My first attempt wasn’t a very big piece and for a while I wasn’t even sure it was going to work! The great thing about the felting process though is that if it’s not looking felt-y you can dunk it again and keep working on it. Kind of cool, no?
It was surprisingly fun to do even if I didn’t take it all the way. In fact I could have gone much further so that the weave really blurred, but I was happy just to get it to holding firmly together. Here is the trimmed result (the blue and black section):
The more things I’ve woven the more I’ve found hemstitching frustrating. Mind you, also the more I’ve liked the end result!
So the frustrating part is mostly working out which side to put the verticals on and which side the diagonals. Not a big deal for plain yarns but with variegated yarns and colour patterns you need to put some thought into it – sometimes even just giving it a go.
Of course this means – often – that you’re not only doing the hemstitching “back to front” but “upside down” if you’re stitching the front edge of your web on the loom. Poor brain doesn’t much like this!
However, a lovely tidy even hemstitched edge is kind of wonderful.
Of the various joining methods for introducing new yarn, the one I guess that is most usual is to just overlap the ends a bit on the next pick of weft.
I read a lovely old manual for a Schacht loom that talked about how best to do this and how important it was if you were entering your work in competitions! Apparently judges did/do judge harshly the “shadow” the slightly thicker weft makes at the point of overlap, so you were supposed to put it somewhere near the edge. Or somewhere inconspicuous I guess.
Their advice was to overlap enough yarn that you could – after taking it off the loom – pull the ends through, leaving a much smaller overlap. After finishing, you then trim the ends as close to the fabric as possible. Now I’ve only tried this technique with knitting yarns, but I have to say it gives a nice result. I can imagine it working even better with finer thread.
How do you join in new yarn when weaving? Well, there are a couple of different approaches. I thought I’d start by talking about a few options for joining at the edge.
Obviously, if you’re going to cut something from the cloth, or you will sew the selvedge into the seam, then you could just leave tails sticking out – maybe trim them after the cloth is washed.
If you want things neater than that, then you can do a knot. Alternatively you can weave the yarn ends parallel to the selvedge, with a needle. Nice and tidy.
But what about for something like a scarf?
Though leaving the ends hanging out is not the best choice for a scarf, I did do this with the soya yarn, as I figured it’d stay firmly in place as long as I trimmed it after washing. Seems to have worked!
With some yarns, a good weaver’s knot right at the selvedge, is fine for a scarf. I’d sample with each yarn to test the result (including washing), just in case.
Depending on the relative thickness / colour of your warp and weft, needle weaving it up the selvedge can be fairly invisible on a scarfs too.
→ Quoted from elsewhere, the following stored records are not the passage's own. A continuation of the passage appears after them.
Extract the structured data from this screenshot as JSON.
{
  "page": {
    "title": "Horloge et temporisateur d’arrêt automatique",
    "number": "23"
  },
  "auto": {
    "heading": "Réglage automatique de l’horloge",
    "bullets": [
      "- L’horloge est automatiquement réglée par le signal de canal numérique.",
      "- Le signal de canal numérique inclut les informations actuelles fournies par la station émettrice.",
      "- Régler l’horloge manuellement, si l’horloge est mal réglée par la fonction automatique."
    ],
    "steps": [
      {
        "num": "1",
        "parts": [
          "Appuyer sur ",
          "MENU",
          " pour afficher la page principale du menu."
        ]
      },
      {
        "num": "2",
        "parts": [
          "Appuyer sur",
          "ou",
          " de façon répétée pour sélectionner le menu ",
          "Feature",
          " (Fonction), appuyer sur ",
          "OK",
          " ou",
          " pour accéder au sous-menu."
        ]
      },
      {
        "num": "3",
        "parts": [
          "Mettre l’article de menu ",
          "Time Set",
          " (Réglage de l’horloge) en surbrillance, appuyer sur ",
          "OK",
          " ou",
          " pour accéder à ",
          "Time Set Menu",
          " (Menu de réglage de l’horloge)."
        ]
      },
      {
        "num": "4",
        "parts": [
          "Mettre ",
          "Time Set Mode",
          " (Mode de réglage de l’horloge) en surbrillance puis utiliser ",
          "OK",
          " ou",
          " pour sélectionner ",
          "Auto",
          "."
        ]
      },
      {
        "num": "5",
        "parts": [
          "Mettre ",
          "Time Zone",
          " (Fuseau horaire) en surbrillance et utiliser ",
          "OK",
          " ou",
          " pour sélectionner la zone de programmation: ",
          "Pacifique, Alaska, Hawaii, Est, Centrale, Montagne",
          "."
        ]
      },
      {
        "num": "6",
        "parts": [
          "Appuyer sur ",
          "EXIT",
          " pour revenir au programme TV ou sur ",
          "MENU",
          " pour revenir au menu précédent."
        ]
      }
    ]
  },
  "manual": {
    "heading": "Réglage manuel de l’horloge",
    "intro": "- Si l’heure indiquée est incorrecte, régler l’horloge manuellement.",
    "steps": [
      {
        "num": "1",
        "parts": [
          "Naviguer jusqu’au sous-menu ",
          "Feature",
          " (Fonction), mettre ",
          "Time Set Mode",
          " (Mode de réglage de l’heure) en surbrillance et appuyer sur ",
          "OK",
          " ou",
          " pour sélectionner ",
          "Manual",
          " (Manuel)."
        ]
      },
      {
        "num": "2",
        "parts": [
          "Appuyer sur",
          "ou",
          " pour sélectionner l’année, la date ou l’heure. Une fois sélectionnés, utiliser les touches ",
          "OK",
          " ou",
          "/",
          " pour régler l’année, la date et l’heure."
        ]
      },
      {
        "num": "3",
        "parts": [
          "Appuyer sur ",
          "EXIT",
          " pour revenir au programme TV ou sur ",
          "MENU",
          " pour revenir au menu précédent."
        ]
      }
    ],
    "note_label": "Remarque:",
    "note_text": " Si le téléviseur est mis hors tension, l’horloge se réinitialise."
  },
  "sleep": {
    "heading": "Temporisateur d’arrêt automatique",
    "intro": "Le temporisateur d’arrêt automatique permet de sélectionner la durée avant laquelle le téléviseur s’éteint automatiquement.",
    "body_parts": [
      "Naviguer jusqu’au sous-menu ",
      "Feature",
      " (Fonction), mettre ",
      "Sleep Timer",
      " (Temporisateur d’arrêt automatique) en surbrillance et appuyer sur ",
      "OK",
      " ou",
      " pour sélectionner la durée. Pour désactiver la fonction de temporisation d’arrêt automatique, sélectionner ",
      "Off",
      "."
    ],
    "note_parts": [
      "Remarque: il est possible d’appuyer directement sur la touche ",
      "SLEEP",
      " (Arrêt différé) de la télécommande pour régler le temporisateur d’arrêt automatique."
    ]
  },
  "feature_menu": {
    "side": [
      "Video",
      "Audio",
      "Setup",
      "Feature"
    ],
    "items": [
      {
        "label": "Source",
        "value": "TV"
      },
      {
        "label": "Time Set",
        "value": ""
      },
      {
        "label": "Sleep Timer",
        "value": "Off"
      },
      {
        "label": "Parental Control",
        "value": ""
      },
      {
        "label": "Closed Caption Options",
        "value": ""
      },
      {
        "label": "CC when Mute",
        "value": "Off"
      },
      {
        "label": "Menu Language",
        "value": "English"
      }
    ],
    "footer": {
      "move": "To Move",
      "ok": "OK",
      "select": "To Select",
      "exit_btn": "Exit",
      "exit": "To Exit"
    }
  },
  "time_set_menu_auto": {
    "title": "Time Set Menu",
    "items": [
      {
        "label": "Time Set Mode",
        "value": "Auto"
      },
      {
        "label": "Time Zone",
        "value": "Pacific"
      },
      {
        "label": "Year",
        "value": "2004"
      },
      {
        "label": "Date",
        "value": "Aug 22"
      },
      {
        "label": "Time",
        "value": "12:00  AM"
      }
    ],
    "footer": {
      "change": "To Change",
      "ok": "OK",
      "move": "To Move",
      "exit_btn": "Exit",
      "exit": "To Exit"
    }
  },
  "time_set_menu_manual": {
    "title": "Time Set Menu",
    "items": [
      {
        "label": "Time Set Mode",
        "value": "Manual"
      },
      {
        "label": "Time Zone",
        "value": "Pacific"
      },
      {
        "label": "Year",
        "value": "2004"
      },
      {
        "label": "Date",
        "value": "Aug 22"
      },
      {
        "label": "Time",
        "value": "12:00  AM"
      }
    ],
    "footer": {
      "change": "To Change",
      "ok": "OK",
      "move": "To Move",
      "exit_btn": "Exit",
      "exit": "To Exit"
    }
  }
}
Of course, these aren’t the only options. More to come in future posts!
You don’t need to do much reading about weaving before you come across people talking about “fulling”. This is what happens when you agitate woollen cloth in hot water; each strand begins to mesh to the strands around it creating a thicker, warmer, fuzzier fabric.
You control the amount of fulling with different temperatures and techniques. Some people full by hand, others in a washing machine or dryer, but you need to keep an eye on the process, as different yarn will full differently. Some yarns apparently get to a point where the fulling takes off and in no time they go beyond what you hoped for!
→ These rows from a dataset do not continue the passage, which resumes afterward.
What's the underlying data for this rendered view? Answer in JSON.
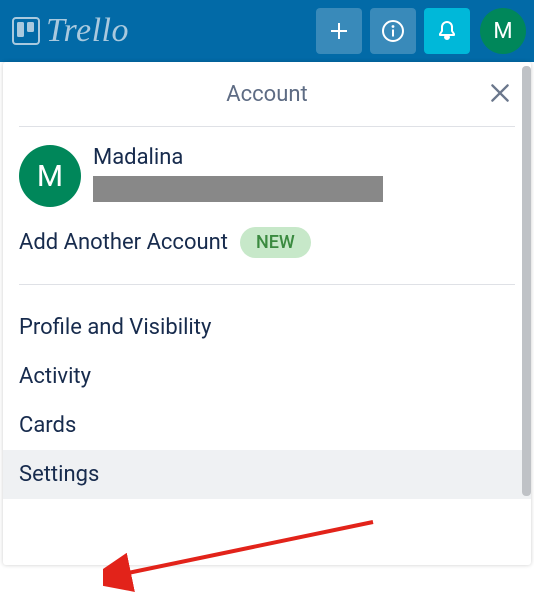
{
  "brand": {
    "name": "Trello"
  },
  "topbar": {
    "avatar_initial": "M"
  },
  "panel": {
    "title": "Account",
    "user": {
      "name": "Madalina",
      "avatar_initial": "M"
    },
    "add_account_label": "Add Another Account",
    "new_badge": "NEW",
    "menu": [
      {
        "label": "Profile and Visibility"
      },
      {
        "label": "Activity"
      },
      {
        "label": "Cards"
      },
      {
        "label": "Settings"
      }
    ]
  }
}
Traditional fulling was often done by walking on the cloth (the surname Walker comes from this) and pounding or hammering were also often used. Kind of makes me feel sorry for the cloth.
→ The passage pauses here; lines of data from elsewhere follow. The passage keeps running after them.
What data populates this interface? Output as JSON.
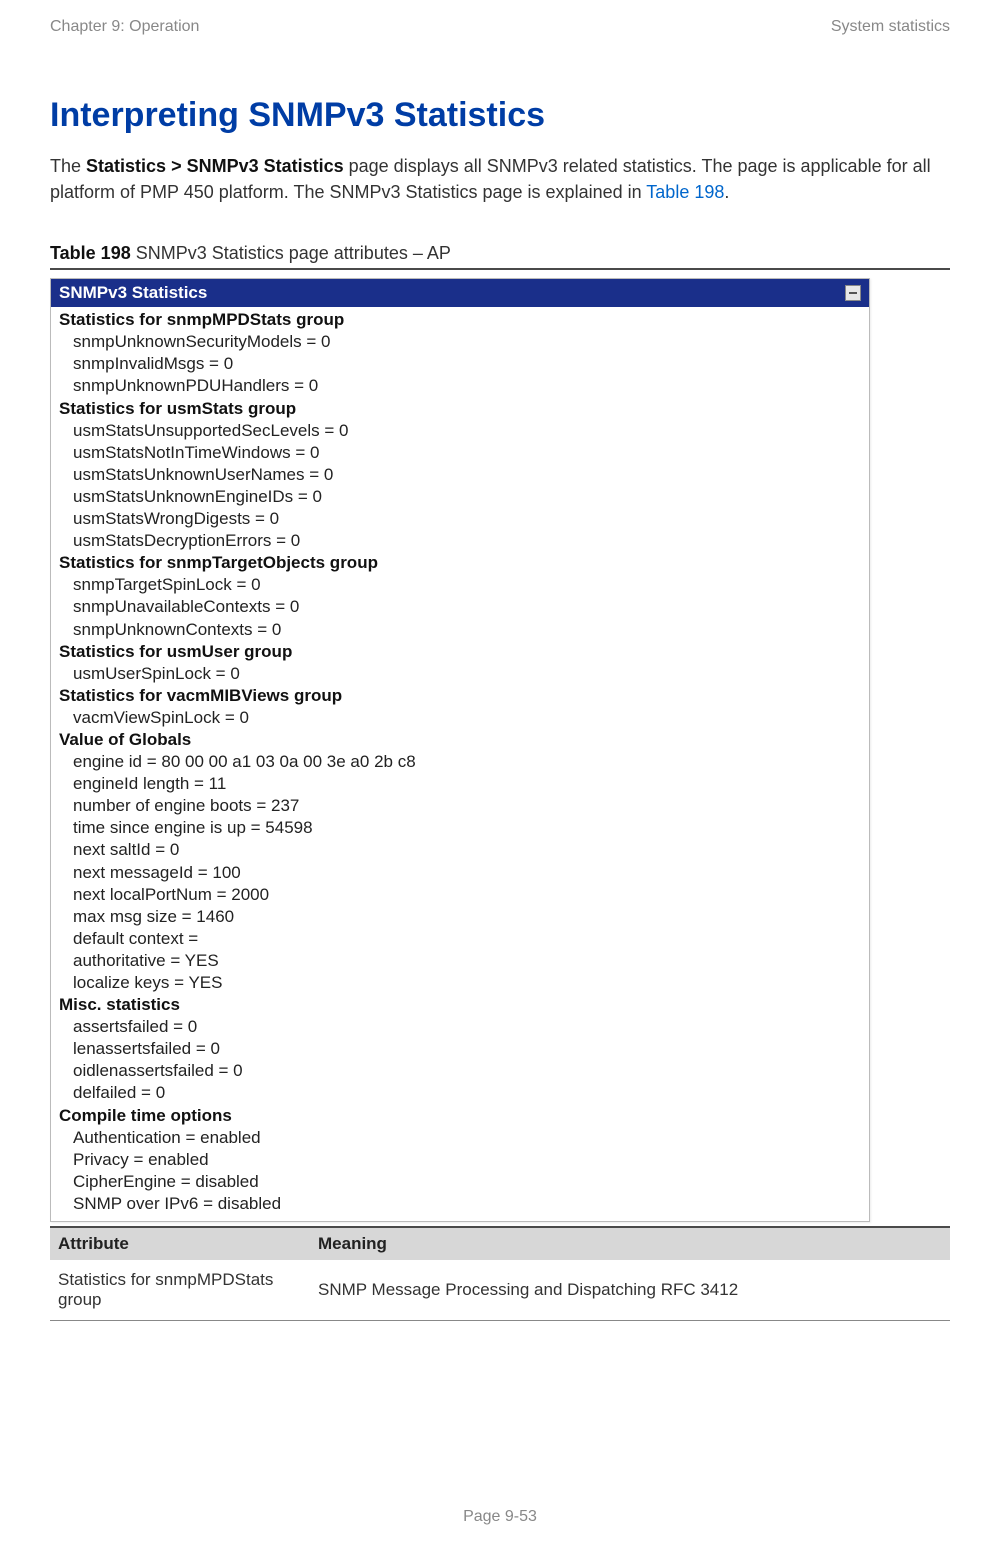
{
  "header": {
    "left": "Chapter 9:  Operation",
    "right": "System statistics"
  },
  "title": "Interpreting SNMPv3 Statistics",
  "intro": {
    "prefix": "The ",
    "bold": "Statistics > SNMPv3 Statistics",
    "mid": " page displays all SNMPv3 related statistics. The page is applicable for all platform of PMP 450 platform. The SNMPv3 Statistics page is explained in ",
    "link": "Table 198",
    "suffix": "."
  },
  "table_caption": {
    "bold": "Table 198",
    "rest": " SNMPv3 Statistics page attributes – AP"
  },
  "panel": {
    "title": "SNMPv3 Statistics",
    "groups": [
      {
        "heading": "Statistics for snmpMPDStats group",
        "lines": [
          "snmpUnknownSecurityModels = 0",
          "snmpInvalidMsgs = 0",
          "snmpUnknownPDUHandlers = 0"
        ]
      },
      {
        "heading": "Statistics for usmStats group",
        "lines": [
          "usmStatsUnsupportedSecLevels = 0",
          "usmStatsNotInTimeWindows = 0",
          "usmStatsUnknownUserNames = 0",
          "usmStatsUnknownEngineIDs = 0",
          "usmStatsWrongDigests = 0",
          "usmStatsDecryptionErrors = 0"
        ]
      },
      {
        "heading": "Statistics for snmpTargetObjects group",
        "lines": [
          "snmpTargetSpinLock = 0",
          "snmpUnavailableContexts = 0",
          "snmpUnknownContexts = 0"
        ]
      },
      {
        "heading": "Statistics for usmUser group",
        "lines": [
          "usmUserSpinLock = 0"
        ]
      },
      {
        "heading": "Statistics for vacmMIBViews group",
        "lines": [
          "vacmViewSpinLock = 0"
        ]
      },
      {
        "heading": "Value of Globals",
        "lines": [
          "engine id = 80 00 00 a1 03 0a 00 3e a0 2b c8",
          "engineId length = 11",
          "number of engine boots = 237",
          "time since engine is up = 54598",
          "next saltId = 0",
          "next messageId = 100",
          "next localPortNum = 2000",
          "max msg size = 1460",
          "default context =",
          "authoritative = YES",
          "localize keys = YES"
        ]
      },
      {
        "heading": "Misc. statistics",
        "lines": [
          "assertsfailed = 0",
          "lenassertsfailed = 0",
          "oidlenassertsfailed = 0",
          "delfailed = 0"
        ]
      },
      {
        "heading": "Compile time options",
        "lines": [
          "Authentication = enabled",
          "Privacy = enabled",
          "CipherEngine = disabled",
          "SNMP over IPv6 = disabled"
        ]
      }
    ]
  },
  "attr_table": {
    "header": {
      "col1": "Attribute",
      "col2": "Meaning"
    },
    "rows": [
      {
        "attr": "Statistics for snmpMPDStats group",
        "meaning": "SNMP Message Processing and Dispatching RFC 3412"
      }
    ]
  },
  "footer": "Page 9-53"
}
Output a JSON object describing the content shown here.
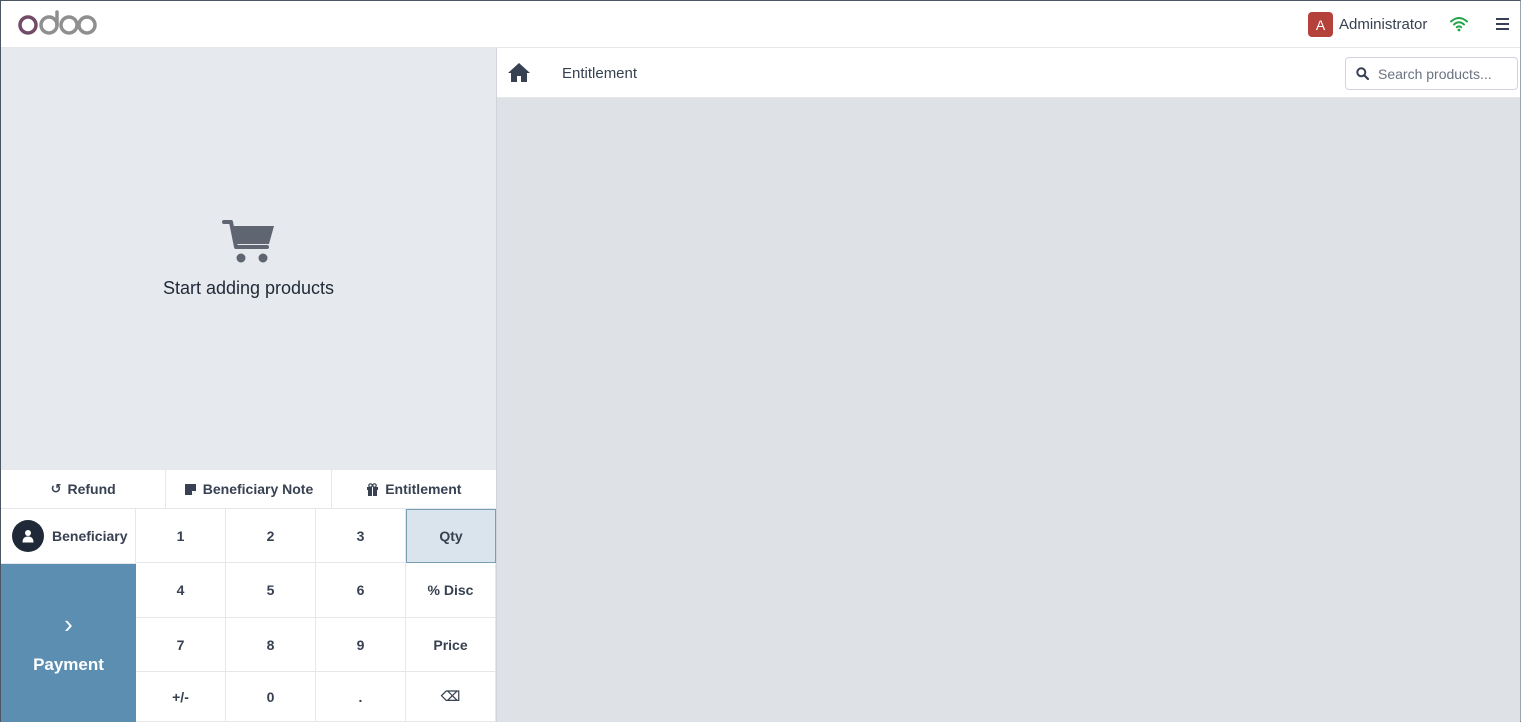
{
  "topbar": {
    "logo_text": "odoo",
    "user_initial": "A",
    "user_name": "Administrator",
    "avatar_color": "#b4413a"
  },
  "order": {
    "empty_message": "Start adding products"
  },
  "actions": [
    {
      "label": "Refund",
      "icon": "undo-icon"
    },
    {
      "label": "Beneficiary Note",
      "icon": "note-icon"
    },
    {
      "label": "Entitlement",
      "icon": "gift-icon"
    }
  ],
  "pad": {
    "beneficiary_label": "Beneficiary",
    "payment_label": "Payment",
    "payment_color": "#5b8eb0",
    "keys": [
      "1",
      "2",
      "3",
      "Qty",
      "4",
      "5",
      "6",
      "% Disc",
      "7",
      "8",
      "9",
      "Price",
      "+/-",
      "0",
      ".",
      "⌫"
    ],
    "active_mode": "Qty"
  },
  "products": {
    "breadcrumb": "Entitlement",
    "search_placeholder": "Search products..."
  }
}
So what if it’s not wool? Well, other natural fibres don’t technically full, but many will fluff up and are said to “bloom”. Here’s a before ‘n’ after of my soya yarn sampler from the last post:
Obviously, some fibres don’t change much at all (particularly synthetics) and “superwash” wool doesn’t behave the same way as other wools because it’s designed for machine washing.
Don’t confuse fulling/blooming with the results that a nice hot, soapy bath will have on any fabric freshly off the loom… all cloth will relax and soften as the water helps the fibres settle around each other and washes away any additional chemicals in the fibre.